Die beiden Regionen waren erst 1952 nach einem Referendum vereint worden. Ihr Verhältnis war nie einfach gewesen und die Opposition gegen den neuen "Südweststaat" blieb in Baden stark. Befürworter der badischen Unabhängigkeit äußerten Bedenken hinsichtlich der Legitimität des Referendums von 1951 wegen der umstrittenen Abstimmungsmodalitäten. 1956 erklärte das Bundesverfassungsgericht die Modalitäten und den Zusammenschluss der Länder für legal, fügte aber hinzu, dass der Wille der Badener tatsächlich durch politische Machenschaften beschönigt worden sei. Die Entscheidung hatte keine unmittelbaren Konsequenzen, bis Filbinger Ministerpräsident wurde. Er selbst stammte aus Baden, und nachdem das Gericht 1969 sein früheres Urteil wiederholt hatte, führte die Filbinger-Verwaltung 1970 eine zweite Volksabstimmung in Baden durch, die zu einer überwältigenden Zustimmung zum Zusammenschluss führte. Filbinger wird dafür als "Architekt der baden-württembergischen Einheit" bezeichnet.

Filbinger drängte auch seine Partei, die noch als vier unterschiedliche Landesparteien organisiert war, zu einer CDU Baden-Württembergs zusammenzuschließen und wurde ordnungsgemäß zum ersten Vorsitzenden gewählt.

Bei der Landtagswahl 1972 erreicht die Filbinger-CDU mit 52,9% der Stimmen erstmals die absolute Mehrheit. 1976 steigerte er unter dem Motto "Freiheit statt Sozialismus" die Stimmen seiner Partei auf bisher unübertroffene 56,7%.

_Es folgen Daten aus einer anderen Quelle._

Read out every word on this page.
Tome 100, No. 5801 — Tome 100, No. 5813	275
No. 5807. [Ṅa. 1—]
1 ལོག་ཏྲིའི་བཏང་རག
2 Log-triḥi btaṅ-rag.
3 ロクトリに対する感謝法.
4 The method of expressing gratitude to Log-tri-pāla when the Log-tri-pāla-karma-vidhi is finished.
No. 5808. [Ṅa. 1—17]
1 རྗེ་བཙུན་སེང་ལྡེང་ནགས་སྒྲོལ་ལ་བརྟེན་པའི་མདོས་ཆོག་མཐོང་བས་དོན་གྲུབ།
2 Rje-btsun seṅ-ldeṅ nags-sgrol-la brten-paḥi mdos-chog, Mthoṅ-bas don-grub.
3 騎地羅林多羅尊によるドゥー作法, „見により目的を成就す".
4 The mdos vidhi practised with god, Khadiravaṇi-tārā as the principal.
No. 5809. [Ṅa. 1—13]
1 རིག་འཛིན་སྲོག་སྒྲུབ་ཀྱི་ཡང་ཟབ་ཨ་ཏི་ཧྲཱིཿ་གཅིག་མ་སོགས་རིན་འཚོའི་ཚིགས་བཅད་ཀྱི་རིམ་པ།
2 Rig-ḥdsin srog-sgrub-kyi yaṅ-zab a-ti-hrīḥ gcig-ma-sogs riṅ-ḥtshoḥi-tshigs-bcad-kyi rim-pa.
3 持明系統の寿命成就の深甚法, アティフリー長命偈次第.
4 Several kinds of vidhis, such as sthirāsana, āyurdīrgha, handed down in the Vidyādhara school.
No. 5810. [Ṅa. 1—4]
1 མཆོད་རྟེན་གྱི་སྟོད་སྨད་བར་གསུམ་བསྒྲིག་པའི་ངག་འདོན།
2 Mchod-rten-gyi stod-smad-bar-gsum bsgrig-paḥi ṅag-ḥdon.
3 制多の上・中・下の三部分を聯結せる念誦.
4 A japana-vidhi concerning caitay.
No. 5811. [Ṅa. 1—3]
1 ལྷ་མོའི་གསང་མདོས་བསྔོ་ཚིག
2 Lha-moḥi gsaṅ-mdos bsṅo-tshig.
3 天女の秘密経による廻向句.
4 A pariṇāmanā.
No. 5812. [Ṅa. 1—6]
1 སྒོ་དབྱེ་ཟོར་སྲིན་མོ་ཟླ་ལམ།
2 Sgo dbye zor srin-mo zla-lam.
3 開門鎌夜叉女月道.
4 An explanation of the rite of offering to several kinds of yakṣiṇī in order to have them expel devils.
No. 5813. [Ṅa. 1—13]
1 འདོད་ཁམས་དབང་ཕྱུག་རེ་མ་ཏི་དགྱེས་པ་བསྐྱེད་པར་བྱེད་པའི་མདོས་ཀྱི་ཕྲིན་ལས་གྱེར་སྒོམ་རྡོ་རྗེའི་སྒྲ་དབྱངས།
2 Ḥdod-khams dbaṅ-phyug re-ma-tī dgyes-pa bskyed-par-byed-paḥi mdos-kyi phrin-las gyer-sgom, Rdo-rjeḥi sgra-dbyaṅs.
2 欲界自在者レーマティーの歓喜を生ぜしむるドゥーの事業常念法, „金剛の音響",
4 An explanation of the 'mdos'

Filbinger war ein entschiedener Gegner linker Tendenzen in Politik und Universitäten und spielte eine herausragende Rolle im Kampf gegen den Terrorismus . Entgegen bundesweiter Tendenzen wandte er sich gegen Gesamtschulen und baute das dreigliedrige Schulsystem des Landes (Hauptschule, Realschule, Gymnasium) sowie Berufsschulen aus.

Als Ministerpräsident von Baden-Württemberg war er von 1973 bis 1974 Präsident des Bundesrates , der Vertretung der Länder auf Bundesebene.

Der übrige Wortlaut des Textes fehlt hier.